Chapter 4 brings the feminist reader some welcome relief in its consideration of the treatment of women in history, and its referencing Kirsten Birkett and Dorothy L. Sayers as sources. Up until this point, every source is male, and quotes using all male pronouns are not softened by comments. Perhaps this is reflective of the complementarian leanings of the Reformed tradition out of which Watkin is clearly writing. I raise this, however, primarily from the perspective of the audience he is hoping to reach. As more Christian women engage in graduate study and the professions, we’re looking for empathetic Christian voices, and I’m aware that for some readers, this is an issue that would first have be explained away before they can engage with this excellent work. Thus, some engagement with women theologians in establishing his doctrinal foundations would be helpful. For example, given that he draws so heavily upon the idea of the relational Trinity, it would have been interesting to see him engage with the albeit somewhat controversial Catherine Mowry LaCugna, or reference the wonderful Sarah Coakley, given her body of work engaging with the natural and social sciences.
His treatment of aesthetics in Chapter 4 (pp. 65–68) also drew my attention to either a limit of this project of developing a biblical theory, or more optimistically, ways in which it could be nuanced and expanded. The book is clearly western, engaging with the history and foundations of western thought and contemporary western frameworks. In engaging with questions of functionality and beauty, and regularity and variation in art and music, I was left wondering how someone from a different culture would answer these questions, even from a strongly biblical perspective. Reading this book, one could come away with the impression that doctrine and reading biblically are univocal things. It would be exciting to bring Christians from different cultures to work through this book together to see what emerges.
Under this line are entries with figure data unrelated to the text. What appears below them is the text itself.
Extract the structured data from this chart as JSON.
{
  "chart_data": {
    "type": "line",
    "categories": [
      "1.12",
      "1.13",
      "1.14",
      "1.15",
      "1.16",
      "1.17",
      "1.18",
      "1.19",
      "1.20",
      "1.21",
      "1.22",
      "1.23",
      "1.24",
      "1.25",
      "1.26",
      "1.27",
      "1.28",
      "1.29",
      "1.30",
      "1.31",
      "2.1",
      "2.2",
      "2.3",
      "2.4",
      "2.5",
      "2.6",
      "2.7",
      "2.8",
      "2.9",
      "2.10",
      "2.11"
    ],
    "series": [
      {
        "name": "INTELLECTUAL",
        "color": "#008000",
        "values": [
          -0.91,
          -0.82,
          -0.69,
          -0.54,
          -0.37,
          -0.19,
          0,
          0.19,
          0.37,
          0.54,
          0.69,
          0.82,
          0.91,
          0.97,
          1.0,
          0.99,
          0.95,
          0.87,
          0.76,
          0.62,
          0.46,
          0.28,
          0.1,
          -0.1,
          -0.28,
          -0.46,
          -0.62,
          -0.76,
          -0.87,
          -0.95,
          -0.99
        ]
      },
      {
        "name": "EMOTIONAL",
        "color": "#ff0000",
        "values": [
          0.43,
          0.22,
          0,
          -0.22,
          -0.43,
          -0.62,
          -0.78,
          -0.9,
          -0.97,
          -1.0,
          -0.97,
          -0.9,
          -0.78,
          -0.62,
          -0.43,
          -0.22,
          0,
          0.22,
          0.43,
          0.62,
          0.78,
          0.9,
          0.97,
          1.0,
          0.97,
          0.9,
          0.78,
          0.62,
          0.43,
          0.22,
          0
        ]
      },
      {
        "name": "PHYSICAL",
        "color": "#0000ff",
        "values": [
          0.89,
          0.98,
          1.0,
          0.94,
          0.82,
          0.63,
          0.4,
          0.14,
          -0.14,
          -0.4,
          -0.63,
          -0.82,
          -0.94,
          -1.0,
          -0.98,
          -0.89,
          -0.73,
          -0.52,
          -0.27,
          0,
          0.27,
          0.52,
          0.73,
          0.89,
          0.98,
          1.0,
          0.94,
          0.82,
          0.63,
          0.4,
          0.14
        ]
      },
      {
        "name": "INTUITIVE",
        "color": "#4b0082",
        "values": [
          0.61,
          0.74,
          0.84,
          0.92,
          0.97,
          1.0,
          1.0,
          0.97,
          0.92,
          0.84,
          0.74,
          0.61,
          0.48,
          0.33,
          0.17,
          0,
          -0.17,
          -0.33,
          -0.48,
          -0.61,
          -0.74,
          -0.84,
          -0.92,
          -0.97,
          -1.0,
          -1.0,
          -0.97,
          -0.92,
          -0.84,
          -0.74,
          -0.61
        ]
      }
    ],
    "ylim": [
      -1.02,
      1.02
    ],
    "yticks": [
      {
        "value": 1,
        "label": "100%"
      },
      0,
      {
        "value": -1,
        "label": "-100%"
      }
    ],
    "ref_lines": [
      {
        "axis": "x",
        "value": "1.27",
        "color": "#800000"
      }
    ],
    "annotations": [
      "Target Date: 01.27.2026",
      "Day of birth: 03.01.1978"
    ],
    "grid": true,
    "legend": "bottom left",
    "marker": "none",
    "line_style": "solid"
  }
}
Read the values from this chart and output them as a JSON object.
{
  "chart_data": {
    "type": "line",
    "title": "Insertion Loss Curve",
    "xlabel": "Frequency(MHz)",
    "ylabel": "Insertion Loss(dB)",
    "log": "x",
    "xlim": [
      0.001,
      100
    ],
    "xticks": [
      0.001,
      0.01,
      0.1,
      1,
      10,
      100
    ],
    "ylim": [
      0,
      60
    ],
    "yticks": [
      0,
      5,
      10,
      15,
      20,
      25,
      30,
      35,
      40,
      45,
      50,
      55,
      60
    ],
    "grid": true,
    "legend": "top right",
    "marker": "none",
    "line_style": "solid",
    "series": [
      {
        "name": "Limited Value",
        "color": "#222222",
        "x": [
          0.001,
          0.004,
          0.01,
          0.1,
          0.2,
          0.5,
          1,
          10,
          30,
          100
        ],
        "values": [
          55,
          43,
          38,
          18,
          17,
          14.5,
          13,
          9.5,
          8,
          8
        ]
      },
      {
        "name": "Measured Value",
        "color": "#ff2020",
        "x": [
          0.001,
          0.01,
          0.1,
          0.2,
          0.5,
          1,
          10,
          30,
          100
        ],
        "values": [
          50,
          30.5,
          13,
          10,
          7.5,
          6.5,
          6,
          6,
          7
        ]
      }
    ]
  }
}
Perhaps we would end up with a plurality of biblical theories, fit for engaging different worldviews.
Overall, this book is a wonderful resource for provoking thoughtful discussion. It provides clear and accessible summaries of the doctrines of the Trinity, creation and image of God, and the useful diagrammatic tool of diagonalization to help readers of various academic levels think about how Christian doctrine might engage with western culture. Watkin also provides useful discussion questions and bibliographies at the end of each chapter, and a glossary at the end of the book. He concludes with an inviting challenge to readers to pause and process these ideas more deeply. From the perspective of a university campus pastor who works with Christian graduate students, it’s an ideal group discussion book that I look forward to introducing to my students.
About the author:
Wendy Quay Honeycutt is InterVarsity GFM staff, working with graduate students at Stanford University. A former lawyer, she has degrees in theology, and is passionate about helping graduate students and faculty thoughtfully find and articulate the connections between our Christian faith and all of life, especially our work in academia. She is married to Jared, who is a PhD candidate in Immunology at Stanford.